2 -- GLOBAL VEGETATION DYNAMICS

Vegetation dynamics refer to changes in vegetation over time, with temporal scales ranging from diurnal to seasonal, annual, decadal, and beyond. Changes can be relatively slow or fast, catastrophic or more subtle, depending on the cause. A variety of forces induces vegetation change, including seasonal variation (seasonal vegetation change is known as phenology), interannual meteorological differences, longer-term climate change, human activity (deforestation, burning of fossil fuel, acid rain, pollution), geologic events such as volcanic eruptions, and over geologic time the moving of lithospheric plates.

2.1 Why Study Global Vegetation?

The study of vegetation is of interest to numerous scientific (and other) disciplines, including but not limited to biology, ecology, forestry, agronomy, hydrology, meteorology, and some social sciences. Diverse questions require and utilize vegetation analyses. For example, an agricultural specialist might use satellite images to monitor wheat crops while a sociologist could use the same images to study land use practices. Foresters could look at forest extent to estimate timber amount while ecologists might need to use similar spatial areas in studies of nutrient cycling.

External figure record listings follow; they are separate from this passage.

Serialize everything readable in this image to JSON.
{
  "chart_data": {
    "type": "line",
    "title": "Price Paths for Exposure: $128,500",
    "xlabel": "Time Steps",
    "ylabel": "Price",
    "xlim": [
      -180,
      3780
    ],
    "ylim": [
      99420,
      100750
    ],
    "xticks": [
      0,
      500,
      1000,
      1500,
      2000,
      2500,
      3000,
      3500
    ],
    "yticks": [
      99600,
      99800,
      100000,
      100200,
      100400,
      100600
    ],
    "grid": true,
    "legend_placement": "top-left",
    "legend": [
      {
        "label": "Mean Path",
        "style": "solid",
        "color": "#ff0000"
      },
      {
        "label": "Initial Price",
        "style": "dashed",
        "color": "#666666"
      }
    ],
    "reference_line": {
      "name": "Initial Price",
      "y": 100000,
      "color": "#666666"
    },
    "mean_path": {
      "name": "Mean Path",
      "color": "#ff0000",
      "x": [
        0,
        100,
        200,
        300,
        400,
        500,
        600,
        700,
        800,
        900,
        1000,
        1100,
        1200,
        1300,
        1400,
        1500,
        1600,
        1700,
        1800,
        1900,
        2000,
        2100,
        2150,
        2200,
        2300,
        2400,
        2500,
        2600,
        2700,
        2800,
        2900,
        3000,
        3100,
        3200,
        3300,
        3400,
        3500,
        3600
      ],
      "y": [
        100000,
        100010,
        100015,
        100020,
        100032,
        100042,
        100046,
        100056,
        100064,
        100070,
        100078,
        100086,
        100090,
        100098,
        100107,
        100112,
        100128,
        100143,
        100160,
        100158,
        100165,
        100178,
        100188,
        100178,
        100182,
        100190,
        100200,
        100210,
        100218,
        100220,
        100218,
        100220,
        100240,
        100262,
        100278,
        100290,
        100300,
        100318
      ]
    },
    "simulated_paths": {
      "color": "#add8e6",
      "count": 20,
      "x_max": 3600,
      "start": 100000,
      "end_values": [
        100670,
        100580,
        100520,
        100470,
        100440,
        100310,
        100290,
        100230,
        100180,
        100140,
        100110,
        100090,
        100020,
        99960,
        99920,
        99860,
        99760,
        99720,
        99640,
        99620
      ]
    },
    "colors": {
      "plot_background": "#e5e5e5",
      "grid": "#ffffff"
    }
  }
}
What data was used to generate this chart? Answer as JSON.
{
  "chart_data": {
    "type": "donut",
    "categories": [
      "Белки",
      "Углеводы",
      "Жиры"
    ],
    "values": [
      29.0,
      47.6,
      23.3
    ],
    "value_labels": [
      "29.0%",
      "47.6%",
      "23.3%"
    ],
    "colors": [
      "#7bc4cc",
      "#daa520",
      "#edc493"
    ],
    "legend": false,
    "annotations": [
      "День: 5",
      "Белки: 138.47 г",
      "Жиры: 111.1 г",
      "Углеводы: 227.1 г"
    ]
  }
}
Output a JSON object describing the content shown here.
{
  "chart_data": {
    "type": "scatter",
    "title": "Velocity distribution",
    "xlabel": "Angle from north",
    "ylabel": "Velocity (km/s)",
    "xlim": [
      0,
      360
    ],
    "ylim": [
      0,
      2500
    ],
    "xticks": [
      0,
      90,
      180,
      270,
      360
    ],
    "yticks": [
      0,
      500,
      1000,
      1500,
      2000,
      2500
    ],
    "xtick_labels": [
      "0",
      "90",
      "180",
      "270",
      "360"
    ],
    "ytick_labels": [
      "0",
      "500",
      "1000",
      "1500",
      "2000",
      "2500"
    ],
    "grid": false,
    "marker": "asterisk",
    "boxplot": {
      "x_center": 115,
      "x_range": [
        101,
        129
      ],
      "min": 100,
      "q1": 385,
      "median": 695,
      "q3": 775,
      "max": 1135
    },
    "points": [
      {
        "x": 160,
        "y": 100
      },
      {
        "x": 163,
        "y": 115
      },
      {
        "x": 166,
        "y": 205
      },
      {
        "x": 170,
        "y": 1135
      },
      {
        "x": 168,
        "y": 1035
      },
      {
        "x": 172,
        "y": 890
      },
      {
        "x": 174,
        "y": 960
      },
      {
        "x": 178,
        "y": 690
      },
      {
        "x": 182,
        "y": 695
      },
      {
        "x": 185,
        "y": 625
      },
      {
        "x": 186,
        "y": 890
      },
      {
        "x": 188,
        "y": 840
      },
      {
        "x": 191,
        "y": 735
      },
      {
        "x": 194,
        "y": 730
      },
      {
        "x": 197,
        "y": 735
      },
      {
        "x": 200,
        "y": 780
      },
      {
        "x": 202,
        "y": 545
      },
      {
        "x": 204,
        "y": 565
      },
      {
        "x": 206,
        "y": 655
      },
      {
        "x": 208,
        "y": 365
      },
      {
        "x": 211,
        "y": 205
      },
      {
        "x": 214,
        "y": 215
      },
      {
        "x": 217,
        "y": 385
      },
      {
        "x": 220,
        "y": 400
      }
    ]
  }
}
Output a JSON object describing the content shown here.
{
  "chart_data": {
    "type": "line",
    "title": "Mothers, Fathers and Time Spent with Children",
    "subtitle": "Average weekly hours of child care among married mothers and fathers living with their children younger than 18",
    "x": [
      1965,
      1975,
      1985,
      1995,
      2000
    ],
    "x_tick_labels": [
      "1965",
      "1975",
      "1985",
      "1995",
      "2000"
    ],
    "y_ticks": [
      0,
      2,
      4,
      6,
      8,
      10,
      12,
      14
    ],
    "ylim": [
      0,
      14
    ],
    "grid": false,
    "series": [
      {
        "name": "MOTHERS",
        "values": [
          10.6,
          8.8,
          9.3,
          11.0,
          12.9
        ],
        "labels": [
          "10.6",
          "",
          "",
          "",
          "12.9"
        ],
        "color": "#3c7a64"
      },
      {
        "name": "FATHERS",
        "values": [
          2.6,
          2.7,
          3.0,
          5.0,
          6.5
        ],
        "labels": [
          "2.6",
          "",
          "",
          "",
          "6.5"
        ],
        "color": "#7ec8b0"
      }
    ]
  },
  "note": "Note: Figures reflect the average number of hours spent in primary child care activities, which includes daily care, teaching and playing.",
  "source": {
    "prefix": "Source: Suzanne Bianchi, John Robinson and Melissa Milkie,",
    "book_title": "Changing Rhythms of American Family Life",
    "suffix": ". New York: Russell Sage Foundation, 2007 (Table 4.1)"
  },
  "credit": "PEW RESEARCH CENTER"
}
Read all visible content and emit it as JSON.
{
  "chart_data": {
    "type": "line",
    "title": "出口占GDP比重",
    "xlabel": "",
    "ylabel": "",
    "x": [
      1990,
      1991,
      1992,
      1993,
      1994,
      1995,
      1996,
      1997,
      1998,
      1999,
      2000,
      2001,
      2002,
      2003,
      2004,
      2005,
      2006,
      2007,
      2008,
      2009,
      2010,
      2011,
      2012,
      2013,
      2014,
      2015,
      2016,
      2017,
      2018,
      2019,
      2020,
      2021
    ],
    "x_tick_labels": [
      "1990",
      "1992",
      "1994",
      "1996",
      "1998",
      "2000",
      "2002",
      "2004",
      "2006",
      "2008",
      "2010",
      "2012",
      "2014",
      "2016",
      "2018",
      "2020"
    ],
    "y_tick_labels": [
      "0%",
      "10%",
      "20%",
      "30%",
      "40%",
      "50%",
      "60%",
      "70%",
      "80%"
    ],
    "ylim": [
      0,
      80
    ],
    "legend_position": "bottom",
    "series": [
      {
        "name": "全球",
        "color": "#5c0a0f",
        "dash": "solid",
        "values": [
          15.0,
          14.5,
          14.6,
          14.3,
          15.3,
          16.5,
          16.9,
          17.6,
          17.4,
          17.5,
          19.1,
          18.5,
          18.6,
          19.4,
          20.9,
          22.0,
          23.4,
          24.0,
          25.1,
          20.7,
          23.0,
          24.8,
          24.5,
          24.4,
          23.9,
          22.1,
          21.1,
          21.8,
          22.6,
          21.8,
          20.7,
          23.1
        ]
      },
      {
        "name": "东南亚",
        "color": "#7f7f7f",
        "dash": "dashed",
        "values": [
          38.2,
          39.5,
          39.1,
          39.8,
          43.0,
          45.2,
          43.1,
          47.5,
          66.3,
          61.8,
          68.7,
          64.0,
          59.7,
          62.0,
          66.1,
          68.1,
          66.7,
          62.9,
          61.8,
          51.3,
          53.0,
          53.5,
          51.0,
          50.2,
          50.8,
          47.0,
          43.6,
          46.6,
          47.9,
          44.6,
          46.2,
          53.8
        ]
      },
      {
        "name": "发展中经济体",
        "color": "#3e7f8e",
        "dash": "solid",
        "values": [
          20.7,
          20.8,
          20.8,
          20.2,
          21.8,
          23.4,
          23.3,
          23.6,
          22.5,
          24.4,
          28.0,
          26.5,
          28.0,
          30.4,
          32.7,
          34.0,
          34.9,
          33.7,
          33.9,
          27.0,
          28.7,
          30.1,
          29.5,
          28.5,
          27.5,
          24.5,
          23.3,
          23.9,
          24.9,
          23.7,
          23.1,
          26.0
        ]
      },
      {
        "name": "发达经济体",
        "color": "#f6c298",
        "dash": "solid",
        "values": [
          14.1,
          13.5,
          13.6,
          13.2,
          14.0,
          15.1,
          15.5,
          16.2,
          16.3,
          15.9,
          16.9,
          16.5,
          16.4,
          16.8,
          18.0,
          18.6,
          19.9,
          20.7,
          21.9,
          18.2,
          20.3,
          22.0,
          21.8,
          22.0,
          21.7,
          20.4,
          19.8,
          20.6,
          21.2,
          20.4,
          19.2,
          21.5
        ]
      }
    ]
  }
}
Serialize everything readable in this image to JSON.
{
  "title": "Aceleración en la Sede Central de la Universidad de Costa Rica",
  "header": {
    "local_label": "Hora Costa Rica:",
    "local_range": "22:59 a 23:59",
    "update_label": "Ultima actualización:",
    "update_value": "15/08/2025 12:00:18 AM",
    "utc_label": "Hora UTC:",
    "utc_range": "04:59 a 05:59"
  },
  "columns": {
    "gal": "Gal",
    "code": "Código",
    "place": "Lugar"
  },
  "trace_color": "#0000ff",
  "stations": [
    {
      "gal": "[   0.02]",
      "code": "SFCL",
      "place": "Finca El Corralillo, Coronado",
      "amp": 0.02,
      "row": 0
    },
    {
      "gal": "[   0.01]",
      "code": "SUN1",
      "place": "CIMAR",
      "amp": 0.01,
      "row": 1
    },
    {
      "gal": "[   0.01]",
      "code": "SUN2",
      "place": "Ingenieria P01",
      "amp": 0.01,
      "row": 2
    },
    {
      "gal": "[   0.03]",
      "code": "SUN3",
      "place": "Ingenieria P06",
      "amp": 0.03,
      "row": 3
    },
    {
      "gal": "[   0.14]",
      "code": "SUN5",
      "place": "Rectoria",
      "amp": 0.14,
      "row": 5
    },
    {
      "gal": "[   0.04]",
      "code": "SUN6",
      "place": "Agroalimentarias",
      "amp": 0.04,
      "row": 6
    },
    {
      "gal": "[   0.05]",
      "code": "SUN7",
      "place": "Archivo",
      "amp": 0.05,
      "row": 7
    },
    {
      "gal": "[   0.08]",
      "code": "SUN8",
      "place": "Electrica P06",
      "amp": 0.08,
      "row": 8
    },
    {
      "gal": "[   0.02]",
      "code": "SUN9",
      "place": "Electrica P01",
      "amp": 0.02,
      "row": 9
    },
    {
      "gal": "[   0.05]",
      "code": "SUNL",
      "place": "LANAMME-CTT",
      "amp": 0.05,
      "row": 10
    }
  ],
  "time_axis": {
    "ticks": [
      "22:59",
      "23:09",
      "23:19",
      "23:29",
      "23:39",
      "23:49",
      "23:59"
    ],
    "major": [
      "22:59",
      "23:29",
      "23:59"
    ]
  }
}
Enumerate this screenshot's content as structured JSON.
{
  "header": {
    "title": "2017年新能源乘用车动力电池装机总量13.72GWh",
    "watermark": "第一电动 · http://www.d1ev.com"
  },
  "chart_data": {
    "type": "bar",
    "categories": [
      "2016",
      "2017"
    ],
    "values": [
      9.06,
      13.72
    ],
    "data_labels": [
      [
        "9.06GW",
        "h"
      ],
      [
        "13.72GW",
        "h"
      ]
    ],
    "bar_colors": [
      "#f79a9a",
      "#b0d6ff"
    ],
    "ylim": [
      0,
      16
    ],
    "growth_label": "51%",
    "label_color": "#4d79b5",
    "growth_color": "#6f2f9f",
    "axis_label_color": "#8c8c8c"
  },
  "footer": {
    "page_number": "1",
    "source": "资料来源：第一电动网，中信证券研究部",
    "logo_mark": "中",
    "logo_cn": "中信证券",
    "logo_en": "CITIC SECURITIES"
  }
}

Global vegetation and its dynamics play significant roles in energy and water budgets, atmospheric composition, land surface stabilization and roughness, land surface albedos (brightness or reflectance), animal habitats, and the production of food, materials and pharmaceuticals. Understanding changes in vegetation patterns and compositions through time, both in the short- and long-term, is crucial for assessments and predictions of global ecological conditions and sustainability of life-enhancing resources. The consequences of vegetation variability, whether caused by anthropogenic and/or naturally occurring forces, need to be considered as human population grows and presumably peaks in the 21st century. The last chapter in this series details the interaction between land-cover change and human activity.

2.2 The Role of Remote Sensing in Global Vegetation Studies

Remote sensing technologies employing satellites provide the ability to repeatedly image and monitor vegetation dynamics over large areas, including the entire globe. This makes the task of studying vegetation change on a global basis an attainable one.

In order to use remote sensing effectively in any particular subject discipline, knowledge of relevant remote sensing techniques is required. A variety of satellite sensors exist, and researchers need to know which instruments and techniques provide data suitable for addressing specific research questions. Basic concepts fundamental to remote sensing are introduced in Chapter 5 followed by information about various sensor systems.

2.3 Human Interactions With the Environment

Human interactions with the environment are directly and indirectly connected to vegetation dynamics. The connections go both ways, since vegetation dynamics affect humans just as human activity modifies vegetation. These links involve physical as well as social processes. Social and Earth scientists working together in a multidisciplinary approach try to accurately predict cause-and-effect scenarios involving resources on which humans and other life depend for their existence. Chapters 7 and 8 discuss the study of vegetation change and how humans interact with the environment.